O Brasil comemorou em 2017 o terceiro ano consecutivo de redução do déficit em conta corrente, que ficou US$ 9,762 bilhões, o patamar mais baixo em dez anos. O superávit da balança comercial de US$ 64 bilhões foi o principal motivo para a melhoria das contas externas, compensando de certa forma os gastos com serviços e remessas ao exterior.
O déficit de serviços passou de US$ 30 bilhões em 2016 para US$ 34 bilhões, puxado pelas despesas com viagens internacionais, que saltaram 56%, de US$ 8,5 bilhões para US$ 13,2 bilhões, estimuladas pela cotação do dólar e por uma tímida recuperação da renda. As despesas com transportes também aumentaram, de US$ 3,7 bilhões para US$ 5 bilhões. A expansão das remessas de lucros e dividendos, de US$ 19,4 bilhões para US$ 21 bilhões, levou o déficit de rendas a crescer de US$ 41,1 bilhões para US$ 42,6 bilhões, apesar de a conta de juros ter diminuído ligeiramente, de US$ 21,9 bilhões para US$ 21,8 bilhões. O setor de serviços, notadamente financeiros, respondeu por 49% das remessas de lucros e dividendos; as indústrias, por 44%, com 11% do setor de bebidas; e a agricultura, pecuária e mineração, por 6,9%.

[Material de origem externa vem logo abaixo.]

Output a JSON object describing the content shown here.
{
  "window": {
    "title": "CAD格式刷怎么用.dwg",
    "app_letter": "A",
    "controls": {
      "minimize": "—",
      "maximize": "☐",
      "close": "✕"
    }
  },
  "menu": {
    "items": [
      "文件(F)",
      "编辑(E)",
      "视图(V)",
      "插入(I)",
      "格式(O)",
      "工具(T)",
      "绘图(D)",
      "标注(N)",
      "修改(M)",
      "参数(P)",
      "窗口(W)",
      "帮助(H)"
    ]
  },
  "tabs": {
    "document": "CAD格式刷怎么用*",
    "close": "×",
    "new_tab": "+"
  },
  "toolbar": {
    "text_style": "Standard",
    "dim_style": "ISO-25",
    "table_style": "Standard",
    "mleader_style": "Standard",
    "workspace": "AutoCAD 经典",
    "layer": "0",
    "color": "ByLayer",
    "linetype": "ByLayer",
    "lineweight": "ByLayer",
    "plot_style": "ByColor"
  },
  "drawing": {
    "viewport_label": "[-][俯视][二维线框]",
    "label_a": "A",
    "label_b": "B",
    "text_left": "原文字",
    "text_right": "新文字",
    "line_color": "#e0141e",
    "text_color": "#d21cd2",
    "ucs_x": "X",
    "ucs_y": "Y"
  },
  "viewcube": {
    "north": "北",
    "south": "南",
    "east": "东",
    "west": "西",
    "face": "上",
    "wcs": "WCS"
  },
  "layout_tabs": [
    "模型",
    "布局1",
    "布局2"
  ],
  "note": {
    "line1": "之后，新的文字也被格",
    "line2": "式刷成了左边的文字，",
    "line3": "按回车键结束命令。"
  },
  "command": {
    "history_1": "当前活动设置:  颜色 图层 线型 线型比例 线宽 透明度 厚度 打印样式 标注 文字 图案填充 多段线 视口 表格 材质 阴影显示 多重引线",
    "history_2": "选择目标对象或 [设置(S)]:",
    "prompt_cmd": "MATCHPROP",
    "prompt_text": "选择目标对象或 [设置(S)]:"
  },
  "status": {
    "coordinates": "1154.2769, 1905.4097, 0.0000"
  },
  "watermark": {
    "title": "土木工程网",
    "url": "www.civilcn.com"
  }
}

O quadro deve mudar agora. Com o crescimento do Produto Interno Bruto (PIB) saindo de perto de 1% no ano passado para em torno de 3% neste ano, é natural que as empresas e as pessoas gastem mais na compra e importação de produtos e em viagens internacionais, e aumentem as remessas de lucros e dividendos. O superávit da balança comercial deve diminuir também pressionado pela redução do preço das commodities, que pode recuar em relação aos picos de 2017. Assim, a esperada recuperação da economia neste ano vai cobrar seu preço no balanço das contas externas. O Banco Central (BC) espera que o déficit, que foi equivalente a 0,48% do PIB em 2017, praticamente dobre para US$ 18,4 bilhões, ou 0,9% do PIB. Ainda assim ficará abaixo da marca de 1,31% de 2016. Alguns bancos falam, porém, que pode triplicar, chegando a 1,5% do PIB.
O resultado das contas correntes é um dos mais importantes indicadores de solvência externa de um país. Quando o país gasta mais do que recebe nas transações com os demais, precisa atrair capitais na forma de empréstimos e investimentos para cobrir a diferença, ou se desfazer de ativos no exterior. É consenso entre os economistas que déficits abaixo de 3,5% do PIB são administrados com relativa segurança pelos países. O Brasil chegou a registrar mais do que isso, em 2014, de 4,17% do PIB, com um "rombo" de US$ 90,9 bilhões, um dos maiores déficits em conta corrente do mundo, como resultado da deterioração da balança comercial, enfraquecida pela queda dos preços das commodities. Desconfiados com a política econômica da então presidente Dilma Rousseff, os investimentos estrangeiros ficaram em US$ 62,5 bilhões e não foram suficientes para cobrir o déficit, de modo que o governo teve que se apoiar em fluxos mais voláteis de curto prazo, direcionados para o mercado financeiro.
As reservas internacionais, já naquela época na casa dos US$ 370 bilhões, e o câmbio flutuante garantiam uma certa tranquilidade. Alguns ingredientes dão agora uma dose extra de conforto. As perspectivas para a entrada de capital estrangeiro no país são promissoras. Depois de ter recuado de US$ 78,2 bilhões em 2016 para US$ 70,3 bilhões no ano passado, o investimento direto tem perspectiva de voltar a crescer. Os principais alvos devem continuar na indústria, que absorveu 30,9% do capital externo investido no país, no ano passado; em segundo lugar ficam a agropecuária e a mineração, com 9,7%. Os EUA continuam o maior investidor estrangeiro do país, com 18,4% do total. Em seguida vêm locais que, geralmente, são sedes de multinacionais como Países Baixos, Ilhas Virgens e Luxemburgo. A China, que ganhou visibilidade pelo apetite nas aquisições na área de energia, especialmente em operações de concessões, está em 16º lugar, com 1,1%, e deve aumentar essa fatia.
O ministro da Fazenda, Henrique Meirelles, prevê que os investimentos diretos devem atingir US$ 80 bilhões neste ano, diminuindo a dependência do dinheiro volátil que foca o mercado financeiro. Há um pipeline de privatizações e concessões que contribui para isso. Para atrair esse capital, porém, mesmo com as incertezas eleitorais, é necessária a perspectiva de continuidade do ajuste fiscal.